Apollo 8 was another feather in NASA's cap. Launched Dec. 21, 1968, that mission is remembered and celebrated for making astronauts Frank Borman, William A. Anders and James A. Lovell, Jr. the first human beings to ever orbit the moon.
Yet their trip wasn't entirely without precedent. Two small-bodied tortoises had beaten them to the punch.
After the Sputnik 1 launch, the Soviets built an impressive Space Race resume. Extraterrestrial human travel is something the USSR originally pioneered; Russian-born cosmonaut Yuri Gagarin made it to space one month before the first American astronaut did.
Anyway, back to those tortoises.
An Ark in the Cosmos
Zond 5 was a Soviet spacecraft built to ferry living organisms around the moon and then back to Earth. Such a feat had never been accomplished before.
Hundreds of fruit fly eggs made the trip aboard Zond 5. The craft's payload also included a bacteria culture, a flowering plant, algae strains and the air-dried cells of such salad bar staples as tomatoes, peas and carrots.
Native to Afghanistan, Uzbekistan and other parts of Central Asia, these shelled creatures are often sold in American pet stores.
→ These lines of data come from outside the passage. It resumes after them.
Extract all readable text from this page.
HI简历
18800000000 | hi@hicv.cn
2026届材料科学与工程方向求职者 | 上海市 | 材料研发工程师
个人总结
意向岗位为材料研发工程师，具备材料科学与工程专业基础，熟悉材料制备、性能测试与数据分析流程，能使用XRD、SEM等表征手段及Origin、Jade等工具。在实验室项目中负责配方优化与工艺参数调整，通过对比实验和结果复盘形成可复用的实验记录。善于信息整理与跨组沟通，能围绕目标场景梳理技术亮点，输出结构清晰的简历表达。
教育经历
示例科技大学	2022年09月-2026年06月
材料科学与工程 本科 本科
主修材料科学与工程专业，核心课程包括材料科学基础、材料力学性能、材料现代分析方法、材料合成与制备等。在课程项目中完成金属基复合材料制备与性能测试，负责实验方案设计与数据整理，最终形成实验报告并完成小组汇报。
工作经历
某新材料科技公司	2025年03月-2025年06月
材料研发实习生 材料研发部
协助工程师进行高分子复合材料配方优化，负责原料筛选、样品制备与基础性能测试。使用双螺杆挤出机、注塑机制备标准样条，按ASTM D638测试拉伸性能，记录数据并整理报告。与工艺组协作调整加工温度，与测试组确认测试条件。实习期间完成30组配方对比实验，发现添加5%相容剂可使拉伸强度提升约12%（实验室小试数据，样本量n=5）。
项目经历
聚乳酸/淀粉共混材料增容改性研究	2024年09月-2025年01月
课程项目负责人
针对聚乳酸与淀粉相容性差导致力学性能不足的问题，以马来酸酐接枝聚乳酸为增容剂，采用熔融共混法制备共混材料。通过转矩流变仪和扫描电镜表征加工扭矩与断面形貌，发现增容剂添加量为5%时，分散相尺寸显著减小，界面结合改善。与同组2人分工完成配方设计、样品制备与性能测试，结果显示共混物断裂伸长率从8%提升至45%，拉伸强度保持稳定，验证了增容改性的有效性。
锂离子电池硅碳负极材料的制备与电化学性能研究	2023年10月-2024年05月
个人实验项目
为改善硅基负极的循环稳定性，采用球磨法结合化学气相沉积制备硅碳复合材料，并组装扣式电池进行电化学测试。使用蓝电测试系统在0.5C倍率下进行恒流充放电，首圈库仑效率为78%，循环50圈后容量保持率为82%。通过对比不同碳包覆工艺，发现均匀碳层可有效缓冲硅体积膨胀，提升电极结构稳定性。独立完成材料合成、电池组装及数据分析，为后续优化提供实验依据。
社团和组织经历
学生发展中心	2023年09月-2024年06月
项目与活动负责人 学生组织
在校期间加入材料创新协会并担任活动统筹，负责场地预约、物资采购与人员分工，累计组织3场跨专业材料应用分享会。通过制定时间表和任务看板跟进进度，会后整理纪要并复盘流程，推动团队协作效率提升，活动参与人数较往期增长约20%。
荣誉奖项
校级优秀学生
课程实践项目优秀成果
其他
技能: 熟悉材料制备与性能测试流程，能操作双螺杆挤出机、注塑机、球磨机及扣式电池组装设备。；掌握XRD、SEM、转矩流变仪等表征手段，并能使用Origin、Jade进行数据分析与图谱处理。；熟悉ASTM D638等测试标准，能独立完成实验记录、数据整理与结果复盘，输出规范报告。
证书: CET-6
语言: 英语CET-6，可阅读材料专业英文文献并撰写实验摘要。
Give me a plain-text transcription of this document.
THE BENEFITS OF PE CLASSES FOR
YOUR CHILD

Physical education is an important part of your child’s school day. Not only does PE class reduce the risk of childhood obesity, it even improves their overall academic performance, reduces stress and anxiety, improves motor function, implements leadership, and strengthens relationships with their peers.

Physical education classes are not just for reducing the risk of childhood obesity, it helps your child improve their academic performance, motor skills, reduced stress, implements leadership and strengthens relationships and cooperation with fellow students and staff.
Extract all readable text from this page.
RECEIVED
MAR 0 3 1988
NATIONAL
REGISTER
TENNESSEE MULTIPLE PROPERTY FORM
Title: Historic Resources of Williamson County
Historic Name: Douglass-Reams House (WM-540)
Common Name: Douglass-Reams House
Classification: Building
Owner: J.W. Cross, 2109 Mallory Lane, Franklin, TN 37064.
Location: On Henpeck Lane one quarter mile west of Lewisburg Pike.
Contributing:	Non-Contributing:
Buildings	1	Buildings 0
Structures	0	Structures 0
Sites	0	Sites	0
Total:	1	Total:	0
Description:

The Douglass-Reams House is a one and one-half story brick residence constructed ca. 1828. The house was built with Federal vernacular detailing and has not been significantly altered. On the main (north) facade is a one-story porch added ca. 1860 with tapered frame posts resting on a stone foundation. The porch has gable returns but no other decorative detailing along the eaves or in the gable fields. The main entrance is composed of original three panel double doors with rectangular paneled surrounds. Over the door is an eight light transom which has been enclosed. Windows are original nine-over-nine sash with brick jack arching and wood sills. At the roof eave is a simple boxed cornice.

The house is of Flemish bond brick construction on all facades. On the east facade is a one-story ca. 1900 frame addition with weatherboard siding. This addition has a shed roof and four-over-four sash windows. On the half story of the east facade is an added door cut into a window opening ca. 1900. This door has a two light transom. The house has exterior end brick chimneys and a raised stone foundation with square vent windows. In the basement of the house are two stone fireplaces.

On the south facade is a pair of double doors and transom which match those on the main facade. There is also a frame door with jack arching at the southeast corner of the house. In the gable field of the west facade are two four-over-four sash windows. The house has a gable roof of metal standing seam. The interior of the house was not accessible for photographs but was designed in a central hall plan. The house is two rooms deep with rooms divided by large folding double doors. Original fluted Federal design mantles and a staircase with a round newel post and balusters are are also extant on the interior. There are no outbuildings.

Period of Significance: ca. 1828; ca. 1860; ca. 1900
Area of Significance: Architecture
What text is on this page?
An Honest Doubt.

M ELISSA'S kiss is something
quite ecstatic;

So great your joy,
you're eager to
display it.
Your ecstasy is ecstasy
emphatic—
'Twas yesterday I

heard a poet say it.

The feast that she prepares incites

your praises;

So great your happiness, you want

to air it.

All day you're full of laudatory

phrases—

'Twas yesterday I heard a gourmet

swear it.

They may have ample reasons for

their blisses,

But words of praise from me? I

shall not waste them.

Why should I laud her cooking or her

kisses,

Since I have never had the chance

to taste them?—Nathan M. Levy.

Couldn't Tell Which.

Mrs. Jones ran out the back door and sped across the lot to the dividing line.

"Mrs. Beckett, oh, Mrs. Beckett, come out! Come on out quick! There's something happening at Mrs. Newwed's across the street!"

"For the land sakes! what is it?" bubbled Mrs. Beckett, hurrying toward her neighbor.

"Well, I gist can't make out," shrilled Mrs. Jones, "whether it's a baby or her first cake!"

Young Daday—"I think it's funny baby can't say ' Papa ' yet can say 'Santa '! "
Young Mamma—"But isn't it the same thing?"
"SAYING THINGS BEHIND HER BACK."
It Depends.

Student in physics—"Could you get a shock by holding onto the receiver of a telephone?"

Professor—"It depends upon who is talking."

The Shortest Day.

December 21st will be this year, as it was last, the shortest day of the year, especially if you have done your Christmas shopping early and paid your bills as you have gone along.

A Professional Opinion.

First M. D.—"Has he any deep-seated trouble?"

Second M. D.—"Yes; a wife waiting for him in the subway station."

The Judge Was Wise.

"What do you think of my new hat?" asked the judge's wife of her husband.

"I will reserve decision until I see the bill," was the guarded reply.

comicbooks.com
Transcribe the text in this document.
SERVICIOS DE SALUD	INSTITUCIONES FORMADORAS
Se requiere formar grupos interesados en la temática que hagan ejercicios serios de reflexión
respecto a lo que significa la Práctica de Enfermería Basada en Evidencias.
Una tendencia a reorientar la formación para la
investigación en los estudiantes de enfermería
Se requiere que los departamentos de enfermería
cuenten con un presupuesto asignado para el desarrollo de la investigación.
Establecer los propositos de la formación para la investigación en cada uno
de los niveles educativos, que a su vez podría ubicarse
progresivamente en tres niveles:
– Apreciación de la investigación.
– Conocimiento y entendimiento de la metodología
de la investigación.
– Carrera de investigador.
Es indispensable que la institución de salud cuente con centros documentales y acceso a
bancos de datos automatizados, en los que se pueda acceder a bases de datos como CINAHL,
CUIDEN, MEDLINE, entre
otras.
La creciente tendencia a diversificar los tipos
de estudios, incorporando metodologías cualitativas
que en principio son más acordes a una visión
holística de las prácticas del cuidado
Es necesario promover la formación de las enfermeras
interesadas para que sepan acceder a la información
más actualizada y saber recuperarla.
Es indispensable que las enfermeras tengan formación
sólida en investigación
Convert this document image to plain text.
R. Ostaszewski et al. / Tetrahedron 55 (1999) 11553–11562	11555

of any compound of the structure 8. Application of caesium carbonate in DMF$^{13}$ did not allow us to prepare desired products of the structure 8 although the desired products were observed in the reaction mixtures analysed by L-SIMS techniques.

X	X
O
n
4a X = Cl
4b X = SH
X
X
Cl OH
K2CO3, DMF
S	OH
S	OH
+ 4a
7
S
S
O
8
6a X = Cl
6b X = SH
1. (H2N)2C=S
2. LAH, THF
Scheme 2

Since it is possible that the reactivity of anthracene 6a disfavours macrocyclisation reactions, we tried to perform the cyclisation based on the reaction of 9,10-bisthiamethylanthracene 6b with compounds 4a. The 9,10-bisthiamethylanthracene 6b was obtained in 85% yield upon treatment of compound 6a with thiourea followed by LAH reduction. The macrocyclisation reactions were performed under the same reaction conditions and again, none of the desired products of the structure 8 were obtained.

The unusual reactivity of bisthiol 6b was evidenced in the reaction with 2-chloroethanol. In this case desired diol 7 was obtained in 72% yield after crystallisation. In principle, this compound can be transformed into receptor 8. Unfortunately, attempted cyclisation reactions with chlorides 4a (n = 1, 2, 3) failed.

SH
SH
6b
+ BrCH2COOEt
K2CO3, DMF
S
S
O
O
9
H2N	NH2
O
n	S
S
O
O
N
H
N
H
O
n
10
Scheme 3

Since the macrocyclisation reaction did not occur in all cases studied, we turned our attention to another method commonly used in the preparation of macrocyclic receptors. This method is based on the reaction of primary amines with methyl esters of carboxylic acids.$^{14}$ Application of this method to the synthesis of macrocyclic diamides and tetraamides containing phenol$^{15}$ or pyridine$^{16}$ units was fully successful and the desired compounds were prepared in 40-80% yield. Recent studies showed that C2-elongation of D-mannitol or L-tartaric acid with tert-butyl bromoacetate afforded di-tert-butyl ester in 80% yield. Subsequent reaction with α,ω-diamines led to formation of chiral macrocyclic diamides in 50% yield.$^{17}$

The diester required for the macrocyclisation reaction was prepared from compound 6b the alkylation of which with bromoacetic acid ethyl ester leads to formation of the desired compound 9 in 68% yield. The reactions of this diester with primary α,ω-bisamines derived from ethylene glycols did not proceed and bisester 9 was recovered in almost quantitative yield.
Reptile hobbyists usually call them "Russian tortoises," even though they don't naturally occur in Russia. Adults get about 8 to 10 inches (20 to 25 centimeters) long.
The two "Russian" torts chosen for Zond 5 were around 6 or 7 years old, according to NASA's website.
You've really got to feel for these animals. Beginning Sept. 2, 1968, the tortoises spent 12 days living inside the Zond 5 spacecraft — right up until it launched Sept. 14.
All the while, they were purposefully deprived of food. Soviet scientists worried that if the reptiles were allowed to eat before launch time, it could taint important data they hoped to collect on spaceflight's physical side-effects.
Four days into the mission, the tortoises and their travel companions circled the moon. Just as the Soviets intended, they became the first living things ever to do so.
Zond 5 looped around the moon's far side took some wonderful photographs. Its long journey came to an end Sept. 21, 1968, when the vessel splashed down in the Indian Ocean.
Both tortoises survived the trek. Although each one lost about 10 percent of its body weight, they were found to be in good health overall. Caretakers also reported that the adventure didn't hurt their appetites; the creatures enjoyed some nutritious dinners after coming home.